INDEPENDENT
Despite assurances from legal pundits and others, there appears to be unease amongst supporters of the Labour Party that the protracted factional crisis in the party could affect the petition by its presidential candidate, Peter Obi, challenging the outcome of the February 25 presidential election.
On Tuesday a faction of the party raised the alarm that the Lamidi Apapa led faction had approached the Presidential Election Petitions Tribunal to withdraw the petition.
But this was later refuted by the Apapa faction through a statement by its Publicity Secretary, Abayomi Arabambi.
According to Arabambi, the publication accusing Apapa of taking such a step against the party was one laced with deliberate falsehood, an “epistle of personal bitterness, ignorance and complete unintelligent outburst.”
Regardless, analysts told Sunday Independent that there was no cause for alarm over the fate of the petition, noting that no action of any of the factions could jeopardise the petition.
According to Comrade Aluh Moses Odeh, National Leader, All Middle Belt Youth Forum (AMBYF), “The crisis in the party, whether sponsored to weaken the party’s resolve to reclaim its stolen mandate through the courts, is a failed journey, if actually those fomenting the trouble know what the law says.
“Besides, this is not new. In 2007, the All Nigeria Peoples Party (ANPP) that sponsored Buhari withdrew from pursuing the matter in the tribunal, but Buhari was not affected.

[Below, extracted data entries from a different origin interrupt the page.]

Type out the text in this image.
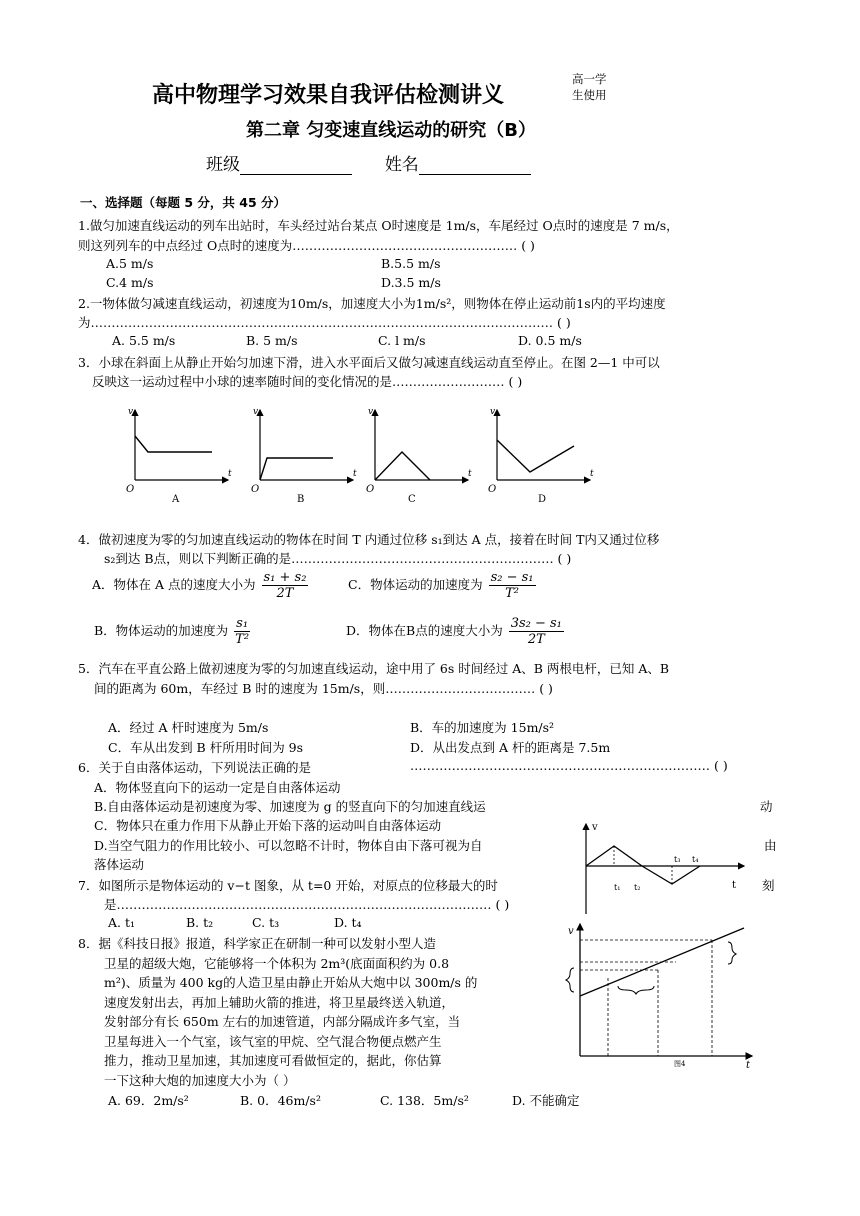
高中物理学习效果自我评估检测讲义
高一学
生使用
第二章 匀变速直线运动的研究（B）
班级	姓名
一、选择题（每题 5 分，共 45 分）
1.做匀加速直线运动的列车出站时，车头经过站台某点 O时速度是 1m/s，车尾经过 O点时的速度是 7 m/s，
则这列列车的中点经过 O点时的速度为……………………………………………… ( )
A.5 m/s	B.5.5 m/s
C.4 m/s	D.3.5 m/s
2.一物体做匀减速直线运动，初速度为10m/s，加速度大小为1m/s²，则物体在停止运动前1s内的平均速度
为………………………………………………………………………………………………… ( )
A. 5.5 m/s	B. 5 m/s	C. l m/s	D. 0.5 m/s
3．小球在斜面上从静止开始匀加速下滑，进入水平面后又做匀减速直线运动直至停止。在图 2—1 中可以
反映这一运动过程中小球的速率随时间的变化情况的是……………………… ( )
v
t
O
A
v
t
O
B
v
t
O
C
v
t
O
D
4．做初速度为零的匀加速直线运动的物体在时间 T 内通过位移 s₁到达 A 点，接着在时间 T内又通过位移
s₂到达 B点，则以下判断正确的是……………………………………………………… ( )
A．物体在 A 点的速度大小为 $\frac{\text{s₁ + s₂}}{2T}$	C．物体运动的加速度为 $\frac{\text{s₂ − s₁}}{\text{T²}}$
B．物体运动的加速度为 $\frac{\text{s₁}}{\text{T²}}$	D．物体在B点的速度大小为 $\frac{\text{3s₂ − s₁}}{2T}$
5．汽车在平直公路上做初速度为零的匀加速直线运动，途中用了 6s 时间经过 A、B 两根电杆，已知 A、B
间的距离为 60m，车经过 B 时的速度为 15m/s，则……………………………… ( )
A．经过 A 杆时速度为 5m/s	B．车的加速度为 15m/s²
C．车从出发到 B 杆所用时间为 9s	D．从出发点到 A 杆的距离是 7.5m
6．关于自由落体运动，下列说法正确的是	……………………………………………………………… ( )
A．物体竖直向下的运动一定是自由落体运动
B.自由落体运动是初速度为零、加速度为 g 的竖直向下的匀加速直线运	动
C．物体只在重力作用下从静止开始下落的运动叫自由落体运动
D.当空气阻力的作用比较小、可以忽略不计时，物体自由下落可视为自	由
落体运动
v
t
t₁ t₂
t₃ t₄
7．如图所示是物体运动的 v−t 图象，从 t=0 开始，对原点的位移最大的时	刻
是……………………………………………………………………………… ( )
A. t₁	B. t₂	C. t₃	D. t₄
8．据《科技日报》报道，科学家正在研制一种可以发射小型人造
卫星的超级大炮，它能够将一个体积为 2m³(底面面积约为 0.8
m²)、质量为 400 kg的人造卫星由静止开始从大炮中以 300m/s 的
速度发射出去，再加上辅助火箭的推进，将卫星最终送入轨道，
发射部分有长 650m 左右的加速管道，内部分隔成许多气室，当
卫星每进入一个气室，该气室的甲烷、空气混合物便点燃产生
推力，推动卫星加速，其加速度可看做恒定的，据此，你估算
一下这种大炮的加速度大小为（ ）
A. 69．2m/s²	B. 0．46m/s²	C. 138．5m/s²	D. 不能确定
v
t
图4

“So, I can say that this crisis will strengthen the party instead of weakening it. Those who are behind this crisis with the sole aim of stealing the mandate given to the Labour Party are exposing their ignorance of the law.
“Below is what the law says. So, any attempt by those party men cannot fly based on the position of the law.
“The Electoral Act 2022 under ‘Withdrawal and Abatement of Petition’, reads: Section 29. (1) An election petition shall not be withdrawn without leave of the tribunal or court.
“(2) Where the petitioners are more than one, no application for leave to withdraw the election petition shall be made, ‘except with the consent of all the petitioners’.
“The above settles those palace moles who have made themselves available as black sheep in the family to be used to thwart the legal battle.”
He added: “The Labour Party is favoured to be an alternative to both the All Progressives Congress (APC) and the Peoples Democratic Party (PDP) with the overwhelming support it gained from Nigerian voters.